- Theatrical poster in Tamil
- Directed by: Lakshmikanth Chenna
- Written by: Prasanna Kumar (Tamil dialogues)
- Screenplay by: Lakshmikanth Chenna
- Story by: Lakshmikanth Chenna
- Produced by: Nukarapu Surya Prakash Rao
- Starring: Ravi Krishna; Akshara;
- Cinematography: Vincent
- Edited by: Lokesh
- Music by: Anil
- Production company: SPR Entertainments (india) Pvt.Ltd.
- Release date: 9 October 2008;
- Country: India
- Languages: Tamil; Telugu;

= Netru Indru Naalai (2008 film) =

Film by Lakshmikant Chenna

Netru Indru Naalai is a 2008 Indian Tamil-language film written and directed by Lakshmikanth Chenna. The film stars Ravi Krishna and Rekha Vedavyas (credited as Akshara) with Tamannaah Bhatia in a guest appearance. The film was simultaneously made in Telugu as Ninna Nedu Repu. The music was composed by Anil, and the film released on 9 October 2008.

==Plot==
A dejected youth Vetri (Vijay in Telugu) decides to end his life on a railway track. On the tracks, he sees the dead body of a youth called Kishore and takes away his mobile phone. The call he attends over the phone brings him fortune. He gets richer, and money starts coming to him from all quarters. On other hand, a new girl named Swapna, who knew Kishore but never met him, also enters Vetri's life. Fate takes a different turn. A baddie in the city, Poorana, calls up and threatens Vetri. How he manages to put together the pieces of his new life and escape from the deadly goons forms rest of the story.

==Music==
The music was composed by Anil R. and released by Aditya Music.
- Tamil tracklist
- "Kase" – Ranjith, Nithin
- "Netru Indru" – Deepu
- "Oru Naalo" – Ranjith
- "Aasai" – Priya, Sayonara
- "Ethetho" – Gowtham

- Telugu tracklist

| No. | Title | Lyrics | Singer(s) | Length |
|---|---|---|---|---|
| 1. | "Ninna Nedu Repu" | Krishna Chaitanya | Deepu | 2:37 |
| 2. | "Vayasey Theliyani" | Krishna Chaitanya | Ranjith, Nithin | 4:32 |
| 3. | "Oohallo" | Veturi | Gautham Bharadwaj, Harshika | 1:47 |
| 4. | "Thadi Vedi" | Veturi | Ranjith, Harshika | 4:35 |
| 5. | "Jil Jil Javani" | Veturi | Sayonara, Priya Himesh | 3:43 |
| 6. | "Theme" |  | Instrumental | 2:14 |
| Total length: |  |  |  | 19:28 |

==Release and reception==
The film was ready for release in February 2008 but was delayed.

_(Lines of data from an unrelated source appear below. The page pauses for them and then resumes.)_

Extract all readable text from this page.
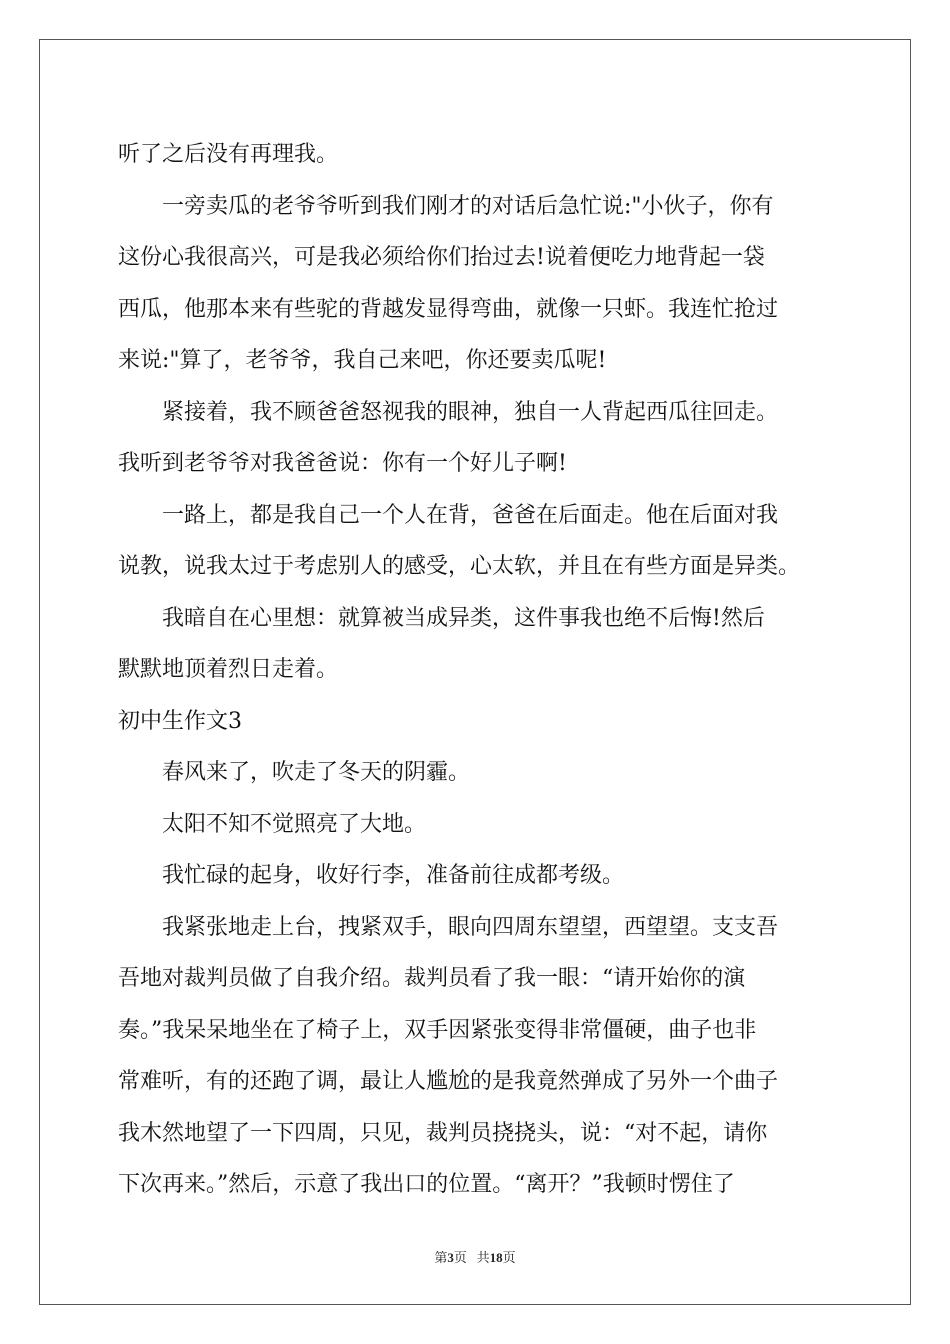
听了之后没有再理我。
一旁卖瓜的老爷爷听到我们刚才的对话后急忙说:"小伙子，你有
这份心我很高兴，可是我必须给你们抬过去!说着便吃力地背起一袋
西瓜，他那本来有些驼的背越发显得弯曲，就像一只虾。我连忙抢过
来说:"算了，老爷爷，我自己来吧，你还要卖瓜呢!
紧接着，我不顾爸爸怒视我的眼神，独自一人背起西瓜往回走。
我听到老爷爷对我爸爸说：你有一个好儿子啊!
一路上，都是我自己一个人在背，爸爸在后面走。他在后面对我
说教，说我太过于考虑别人的感受，心太软，并且在有些方面是异类。
我暗自在心里想：就算被当成异类，这件事我也绝不后悔!然后
默默地顶着烈日走着。
初中生作文3
春风来了，吹走了冬天的阴霾。
太阳不知不觉照亮了大地。
我忙碌的起身，收好行李，准备前往成都考级。
我紧张地走上台，拽紧双手，眼向四周东望望，西望望。支支吾
吾地对裁判员做了自我介绍。裁判员看了我一眼：“请开始你的演
奏。”我呆呆地坐在了椅子上，双手因紧张变得非常僵硬，曲子也非
常难听，有的还跑了调，最让人尴尬的是我竟然弹成了另外一个曲子
我木然地望了一下四周，只见，裁判员挠挠头，说：“对不起，请你
下次再来。”然后，示意了我出口的位置。“离开？”我顿时愣住了
第3页 共18页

The Times of India wrote "In this age of networking and MMS, it's a bit hard to swallow that the boy and girl had not swapped pictures. A couple of minuses like that, however, doesn't stop the film from being moderately entertaining". Sify wrote, "The movie has a message in the end, but the manner it is conveyed makes for interesting viewing. A definite change from the usual mindless violence or mushy love stories of recent times".